Bagaimana dengan menara? Industri menara adalah industri dengan teknologi rendah, tidak ada sama sekali isu dengan penguasaan teknologi. Bahkan telah muncul inovasi di berbagai daerah terkait dengan penyiapan power menara, seperti PT Quasar Mandiri yang telah menciptakan turbin angin untuk suplai listrik. Bisnis menara BTS juga merupakan bisnis padat karya yang melibatkan banyak tenaga kasar, serta menjadi penghasilan rakyat kecil di sekitarnya. Jika bisnis menara BTS yang berkarakter demikian juga di serahkan kepada asing, maka boleh jadi, seluruh sendi-sendi industri Telco telah dikendalikan sepenuhnya oleh asing. Dan bangsa ini memenuhi kodratnya hanya sebatas KONSUMEN semata (myusuf298).
Tentu BKPM punya banyak alasan, kenapa harus cepat-cepat menarik investor asing di bidang ini. Banyak justifikasi bisa mereka siapkan, terlepas apakah alasan tersebut obyektif atau pun subyektif. “Sekarang ada penyikapan secara ad-hoc karena sektor ini (menara telekomunikasi) membutuhkan dana yang besar yakni Rp. 7-8 triliun per tahun. Kita juga kekurangan coverage, sehingga butuh partisipasi asing”, demikian disampaikan oleh Kepala BKPM. Alasan-alasan serupa ini tentunya sering kita dengar sebagai pengesahan masuknya modal asing di berbagai sektor, bahkan sampai kepada maraknya retailer modern yang menyulitkan posisi pasar tradisional. Alasan paling mudah yang dapat kita pahami adalah semakin banyak modal asing masuk ke negeri kita ini, tentunya semakin cepat ekonomi akan bergerak, dan akhirnya harapan kesejahteraan menjadi semakin dekat.
Tentu saja kita tidak berharap, masuknya pemodal asing pada bisnis menara BTS ini disebabkan oleh desakan dan kemauan kuat dari mereka. Alasan ini sangat mendasar, karena industri Telco masih menjadi primadona bagi banyak pihak. Bayangkan dari 11 operator yang ada, tinggal Telkom (plus Telkomsel sebagai anak perusahaan), Bakrie dan Sampoerna saja yang dominasi sahamnya masih di pegang bangsa Indonesia, sedangkan lainnya telah didominasi oleh asing.

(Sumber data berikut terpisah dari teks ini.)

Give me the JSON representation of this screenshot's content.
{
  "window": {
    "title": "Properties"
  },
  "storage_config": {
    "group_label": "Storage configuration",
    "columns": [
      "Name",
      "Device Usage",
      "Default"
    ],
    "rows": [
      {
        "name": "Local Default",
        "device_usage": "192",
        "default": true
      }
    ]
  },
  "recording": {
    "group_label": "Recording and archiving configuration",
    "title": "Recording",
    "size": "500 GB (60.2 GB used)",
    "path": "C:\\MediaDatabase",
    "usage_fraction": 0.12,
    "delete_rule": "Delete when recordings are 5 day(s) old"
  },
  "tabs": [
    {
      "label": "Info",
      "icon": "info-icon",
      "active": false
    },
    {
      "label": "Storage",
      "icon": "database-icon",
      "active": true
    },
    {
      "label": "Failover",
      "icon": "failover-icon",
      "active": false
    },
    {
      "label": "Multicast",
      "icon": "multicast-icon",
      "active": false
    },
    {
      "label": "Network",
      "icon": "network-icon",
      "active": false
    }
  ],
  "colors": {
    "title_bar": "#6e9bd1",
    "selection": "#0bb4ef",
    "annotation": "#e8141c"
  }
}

Tentu mereka-mereka ini 'ngebet' ingin segera masuk ke bisnis menara BTS, karena jika demikian, investasi yang telah mereka tanamkan pada operator Telco, akan berputar kepada mereka kembali, tidak lari keluar untuk pembiayaan BTS, seperti saat ini yang masih dikendalikan oleh pengusaha domestik.
Saat ini pemodal asing telah menguasai 59% industri Telco kita, sedangkan bangsa Indonesia hanya mengendalikan 41% saja. Dari angka tersebut 25.9% merupakan penyertaan Pemerintah di Telkom dan Indosat, sehingga keterlibatan pihak swasta kurang dari 15%. Komposisi ini masih bisa dipahami, mengingat teknologi Telco hampir sepenuhnya adalah produk asing, karena anak bangsa praktis belum mampu berbuat banyak untuk menyiapkan teknologi mutakhir ini.

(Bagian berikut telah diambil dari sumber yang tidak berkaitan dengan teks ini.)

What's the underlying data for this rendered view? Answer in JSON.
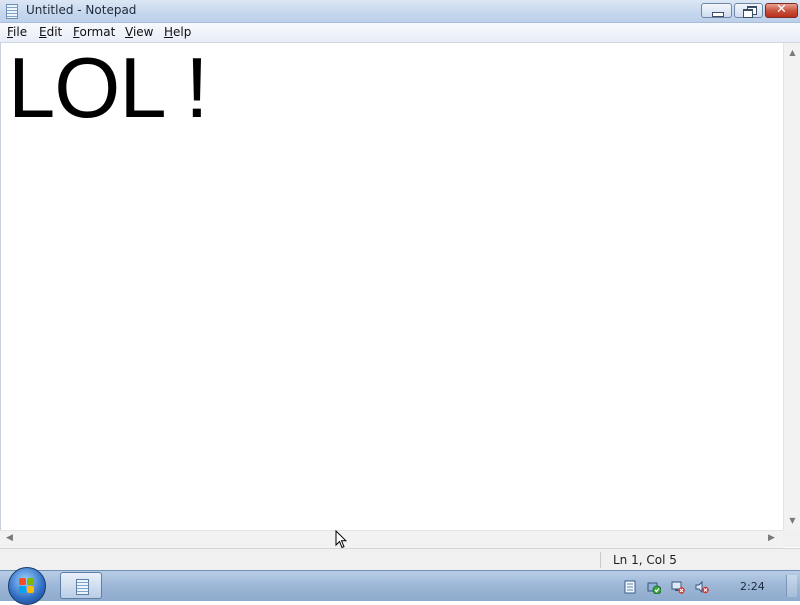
{
  "window": {
    "title": "Untitled - Notepad",
    "close_glyph": "✕"
  },
  "menu": {
    "items": [
      {
        "label_underlined": "F",
        "label_rest": "ile"
      },
      {
        "label_underlined": "E",
        "label_rest": "dit"
      },
      {
        "label_underlined": "F",
        "label_rest": "ormat"
      },
      {
        "label_underlined": "V",
        "label_rest": "iew"
      },
      {
        "label_underlined": "H",
        "label_rest": "elp"
      }
    ]
  },
  "editor": {
    "text": "LOL !"
  },
  "statusbar": {
    "position": "Ln 1, Col 5"
  },
  "taskbar": {
    "clock": "2:24",
    "tray_icons": [
      "notepad-tray-icon",
      "security-check-icon",
      "network-disconnected-icon",
      "volume-muted-icon"
    ]
  },
  "icons": {
    "scroll_up": "▲",
    "scroll_down": "▼",
    "scroll_left": "◀",
    "scroll_right": "▶"
  },
  "colors": {
    "titlebar": "#c7d8ee",
    "close_button": "#c9533d",
    "taskbar": "#9cb6d6",
    "editor_background": "#ffffff",
    "editor_text": "#000000"
  }
}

Bagaimana dengan menara? Industri menara adalah industri dengan teknologi rendah, tidak ada sama sekali isu dengan penguasaan teknologi. Bahkan telah muncul inovasi di berbagai daerah terkait dengan penyiapan power menara, seperti PT Quasar Mandiri yang telah menciptakan turbin angin untuk suplai listrik. Bisnis menara BTS juga merupakan bisnis padat karya yang melibatkan banyak tenaga kasar, serta menjadi penghasilan rakyat kecil di sekitarnya. Jika bisnis menara BTS yang berkarakter demikian juga di serahkan kepada asing, maka boleh jadi, seluruh sendi-sendi industri Telco telah dikendalikan sepenuhnya oleh asing. Dan bangsa ini memenuhi kodratnya hanya sebatas KONSUMEN semata (myusuf298).